PLANNING PROPOSALS REDUCE SAY ON NUCLEAR SITES
Government proposals for streamlining planning procedures for new nuclear power stations will severely reduce local people’s right to voice their opposition at a public inquiry. This warning comes from countryside campaigners the Campaign to Protect Rural England . The new planning rules propose that the site of a planned nuclear plant will be decided at national level and not be open to discussion at a public inquiry.
The proposed policy framework for new nuclear sites provides for a strategic assessment of potential sites for power stations starting in early 2007. This process will look at the criteria for selecting sites and involve public consultation. Once this assessment has taken place and been consulted on, public inquiries will not be expected to reassess the suitability of the site for a new nuclear plant and should only address local issues.

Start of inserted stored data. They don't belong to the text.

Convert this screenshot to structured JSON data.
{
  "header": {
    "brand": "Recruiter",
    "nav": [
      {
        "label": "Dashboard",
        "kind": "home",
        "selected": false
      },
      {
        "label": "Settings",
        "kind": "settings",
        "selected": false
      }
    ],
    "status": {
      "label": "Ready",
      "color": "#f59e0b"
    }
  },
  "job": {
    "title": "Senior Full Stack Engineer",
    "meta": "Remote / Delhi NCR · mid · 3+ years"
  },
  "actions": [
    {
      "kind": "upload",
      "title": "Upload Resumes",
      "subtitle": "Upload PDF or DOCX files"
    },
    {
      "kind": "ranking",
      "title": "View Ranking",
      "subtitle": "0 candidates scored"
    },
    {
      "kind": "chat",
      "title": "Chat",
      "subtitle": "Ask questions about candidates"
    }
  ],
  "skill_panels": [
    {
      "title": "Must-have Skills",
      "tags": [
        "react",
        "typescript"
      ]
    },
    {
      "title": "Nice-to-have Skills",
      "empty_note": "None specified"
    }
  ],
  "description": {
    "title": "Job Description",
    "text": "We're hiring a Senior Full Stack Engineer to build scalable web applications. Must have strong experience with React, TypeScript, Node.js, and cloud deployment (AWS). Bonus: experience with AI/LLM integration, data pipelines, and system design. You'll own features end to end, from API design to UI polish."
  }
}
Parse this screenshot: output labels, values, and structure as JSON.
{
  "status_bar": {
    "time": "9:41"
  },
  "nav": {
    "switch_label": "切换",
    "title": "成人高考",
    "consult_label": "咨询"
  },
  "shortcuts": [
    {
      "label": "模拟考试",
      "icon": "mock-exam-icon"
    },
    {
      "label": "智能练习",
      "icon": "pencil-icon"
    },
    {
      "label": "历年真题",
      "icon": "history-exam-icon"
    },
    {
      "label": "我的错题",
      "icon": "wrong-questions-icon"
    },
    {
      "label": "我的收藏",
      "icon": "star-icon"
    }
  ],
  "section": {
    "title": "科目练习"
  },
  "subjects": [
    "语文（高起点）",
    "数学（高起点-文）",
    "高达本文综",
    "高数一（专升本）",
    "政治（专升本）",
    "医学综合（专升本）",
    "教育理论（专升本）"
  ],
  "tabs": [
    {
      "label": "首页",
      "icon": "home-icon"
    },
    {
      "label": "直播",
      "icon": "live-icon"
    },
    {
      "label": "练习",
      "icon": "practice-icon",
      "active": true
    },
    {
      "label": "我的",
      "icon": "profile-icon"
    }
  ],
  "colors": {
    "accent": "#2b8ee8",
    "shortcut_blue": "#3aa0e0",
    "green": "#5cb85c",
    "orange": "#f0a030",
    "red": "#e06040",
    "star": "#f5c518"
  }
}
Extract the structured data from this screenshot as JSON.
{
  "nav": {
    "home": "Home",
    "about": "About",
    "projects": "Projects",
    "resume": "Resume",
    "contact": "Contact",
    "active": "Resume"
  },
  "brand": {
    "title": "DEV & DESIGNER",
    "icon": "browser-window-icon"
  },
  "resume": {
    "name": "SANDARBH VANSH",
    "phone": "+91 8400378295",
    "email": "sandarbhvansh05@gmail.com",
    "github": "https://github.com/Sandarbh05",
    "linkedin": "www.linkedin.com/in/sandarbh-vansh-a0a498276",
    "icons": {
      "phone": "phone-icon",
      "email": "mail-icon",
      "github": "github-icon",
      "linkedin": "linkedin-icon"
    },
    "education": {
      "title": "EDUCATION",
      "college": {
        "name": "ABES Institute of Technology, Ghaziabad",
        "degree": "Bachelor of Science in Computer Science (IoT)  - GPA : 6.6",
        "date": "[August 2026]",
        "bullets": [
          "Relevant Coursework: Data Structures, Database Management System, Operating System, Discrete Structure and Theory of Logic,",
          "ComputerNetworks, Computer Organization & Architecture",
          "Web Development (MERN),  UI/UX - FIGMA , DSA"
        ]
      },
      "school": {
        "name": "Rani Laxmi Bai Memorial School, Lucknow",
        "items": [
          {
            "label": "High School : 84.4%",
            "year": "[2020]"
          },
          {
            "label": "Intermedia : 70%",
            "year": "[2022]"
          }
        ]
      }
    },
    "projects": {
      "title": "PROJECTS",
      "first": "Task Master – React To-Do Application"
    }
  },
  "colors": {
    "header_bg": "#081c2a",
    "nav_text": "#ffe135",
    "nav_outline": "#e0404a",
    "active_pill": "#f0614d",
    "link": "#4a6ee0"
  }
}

The CPRE believes that any proposals to weaken the public’s voice in future planning decisions will only intensify concern over nuclear power and other large energy installations, making long-term solutions harder to find. It is concerned that in tackling energy needs, effective spatial planning and public consultation should be seen as part of the solution, not part of the problem.
It is argued that the proposals risk igniting public opposition to new nuclear power stations and if people can’t give their views at a public hearing, public confidence in decision-making may be lost. It is also claimed that they may be open to the challenge of restricting human rights.